There was an air of unreality about Kemi Badenoch’s end-of-year interview on Radio 4. It felt like listening to a new football manager who has taken over a team that is on the slide. They’re not going to rush, they’re taking their time, playing themselves in, working out strengths and weaknesses, which gaps need filling and the players they can afford to discard.
The trouble is, all the while they’re getting beaten, the season is running out and the threat of relegation moves ever nearer. For Manchester United and its new coach, Ruben Amorim, think Tories and Badenoch.
Of course, Badenoch does not want to repeat the same mistakes of previous leaders; of course, she wants to get it right and not go hell for leather down a path that only serves to weaken the party even further. She has, as well, the luxury of knowing that Labour has a thumping majority and there will not be a general election until 2029. Why not sit back and watch Sir Keir Starmer and his colleagues mess things up, let them do all the work for you?
That would be fine if there was only Labour to worry about. But there isn’t. There’s a new competitor, who, every day that passes, is gaining more and more ground.
Her inaction is only highlighting Nigel Farage’s drive and growing confidence. Who hogged the headlines with his trip to meet Elon Musk and seal potentially the biggest political donation in UK history? He did. Who was out, meeting and greeting hunt-goers, traditionally a bedrock of Conservative support? He was. Who was celebrating on camera as his fledgling Reform UK’s membership seemingly overtook the Tory total? Farage.
In business terms, Farage is gaining market share. Badenoch complaining that his numbers were cooked was the equivalent of the football boss moaning about referees out to get their team – it does not affect the result, crucially it does not reverse the momentum.
Relying on the view, which Badenoch appears to be, that your organisation has been around forever – that it’s produced numerous prime ministers and not for nothing is it regarded as the most successful political campaigning body anywhere in history – is not enough.
It’s akin to the Lord King of Wartnaby the late chair of British Airways, refusing to take Richard Branson seriously and worse, failing to accept that anyone else did. His was the “world’s favourite airline”; Virgin, headed by a bearded, ex-hippy who wore baggy jumpers instead of a pinstripe suit, had no chance. Look what happened: Virgin grew in popularity and ate away at BA’s hegemony; the latter tried not to be seen to be concerned in public, while privately launching a “dirty tricks” campaign against the newcomer. When that unravelled spectacularly, King’s company was a laughing stock, no longer worthy of that “favourite” title.

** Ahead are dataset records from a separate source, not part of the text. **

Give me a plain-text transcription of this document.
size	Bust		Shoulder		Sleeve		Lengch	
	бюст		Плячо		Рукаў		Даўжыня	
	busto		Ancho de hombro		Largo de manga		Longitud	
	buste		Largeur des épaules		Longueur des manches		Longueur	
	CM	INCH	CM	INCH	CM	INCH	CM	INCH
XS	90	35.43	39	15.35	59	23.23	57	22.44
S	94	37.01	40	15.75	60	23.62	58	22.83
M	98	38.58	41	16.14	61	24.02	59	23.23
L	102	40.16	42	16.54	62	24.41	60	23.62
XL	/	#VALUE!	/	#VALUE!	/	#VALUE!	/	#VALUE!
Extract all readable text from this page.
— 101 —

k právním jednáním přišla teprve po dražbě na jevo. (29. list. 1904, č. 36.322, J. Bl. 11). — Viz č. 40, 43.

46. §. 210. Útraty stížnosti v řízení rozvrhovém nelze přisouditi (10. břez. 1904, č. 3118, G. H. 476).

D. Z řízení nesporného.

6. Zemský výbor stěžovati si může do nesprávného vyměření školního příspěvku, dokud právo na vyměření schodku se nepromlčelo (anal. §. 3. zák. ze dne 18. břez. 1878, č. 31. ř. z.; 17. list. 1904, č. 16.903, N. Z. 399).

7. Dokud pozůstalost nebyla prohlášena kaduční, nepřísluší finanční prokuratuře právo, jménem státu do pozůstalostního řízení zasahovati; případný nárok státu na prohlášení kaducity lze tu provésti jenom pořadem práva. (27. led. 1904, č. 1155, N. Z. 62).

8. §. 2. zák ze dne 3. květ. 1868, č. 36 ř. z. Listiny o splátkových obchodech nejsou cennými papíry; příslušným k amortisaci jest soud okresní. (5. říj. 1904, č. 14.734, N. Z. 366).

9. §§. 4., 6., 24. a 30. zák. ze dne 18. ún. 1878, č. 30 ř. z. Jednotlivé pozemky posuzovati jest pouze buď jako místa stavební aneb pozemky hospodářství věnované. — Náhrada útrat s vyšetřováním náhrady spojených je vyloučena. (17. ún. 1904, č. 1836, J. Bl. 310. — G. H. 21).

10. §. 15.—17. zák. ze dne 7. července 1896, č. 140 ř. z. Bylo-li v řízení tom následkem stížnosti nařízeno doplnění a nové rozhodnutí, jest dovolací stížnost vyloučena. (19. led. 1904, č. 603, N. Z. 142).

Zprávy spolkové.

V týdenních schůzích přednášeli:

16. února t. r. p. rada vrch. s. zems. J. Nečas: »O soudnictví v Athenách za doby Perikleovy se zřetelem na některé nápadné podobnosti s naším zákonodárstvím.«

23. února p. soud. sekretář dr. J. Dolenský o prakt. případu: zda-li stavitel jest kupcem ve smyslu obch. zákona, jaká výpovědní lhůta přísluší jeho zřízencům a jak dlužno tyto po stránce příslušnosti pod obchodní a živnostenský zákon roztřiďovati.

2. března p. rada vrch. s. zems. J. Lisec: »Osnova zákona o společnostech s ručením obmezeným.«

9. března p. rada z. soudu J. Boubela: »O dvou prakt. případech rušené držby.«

It was only when BA returned to basics, improving its customer service and competing on price and reach, that some sort of order was restored. But the damage had been done: BA never recovered its former lustre.
As the party of business, the Tories should understand this. Coincidentally, the current and mounting travails of that community present them with an immediate opportunity to hit back and to slow Reform’s apparently relentless and accelerating rise.
Business distrusts Farage. He was the promoter of Brexit – a cause that, ironically, sparked palpitations among Badenoch’s predecessors and saw them respond in kind. He’s cheeky and irreverent, given to broad brush gestures and grandstanding rather than supplying concrete detail. His economic policy remains sketchy, likewise how he will bolster a City and industry fighting ever-fiercer globalisation. Posing with the protesting farmers and hunters is all very well, but Britain’s high streets, company offices and industrial estates are suffering.
On the evidence so far, Labour does not have an answer. It’s intent on milking the “£22bn black hole” inherited from the Tories as continued justification for tax rises – increases which fall on business, only adding to its woes. Starmer is going out of his way to appease his trade union backers, bringing in workers’ protection laws that again serve to add to the pressures confronting businesses. For their part too, the City and industry feel badly let down, even betrayed, by a Labour administration that wooed them constantly in the run-up to polling day, to then clobber them once in office.
By not saying anything, Badenoch is allowing a vacuum to be created. She must know as a matter of urgency that your opponents happily step into vacuums you leave. At present, she can come out and swing business, the Tory pillar down the ages, behind her. Farage, though, is definitely no fool. Let him present his “10-point plan for strengthening Britain’s shops and businesses’” say, and that window is lost – Brexit or no Brexit, such is their desperation.
What does business want? Favourable treatment from Donald Trump’s US (Starmer’s appointment of someone in Lord Mandelson who in the past has been an outspoken critic of the incoming president, as ambassador to Washington is a gift in this respect); meaningful trade deals; closer ties with the EU (yes, Kemi, that may require some nose-holding but it must be done); easier immigration not harder, for those with the skills employers need; reduced and simplified business taxes; less red tape and stifling regulation; genuine reform of business rates.
Get that lot and more out there and the Tories could restore their reputation among business, boost their coffers, stop donors moving to Reform, and regain lost ground. Cogitating is not the answer; doing nothing is no longer an option. Just as in football, the league table does not lie.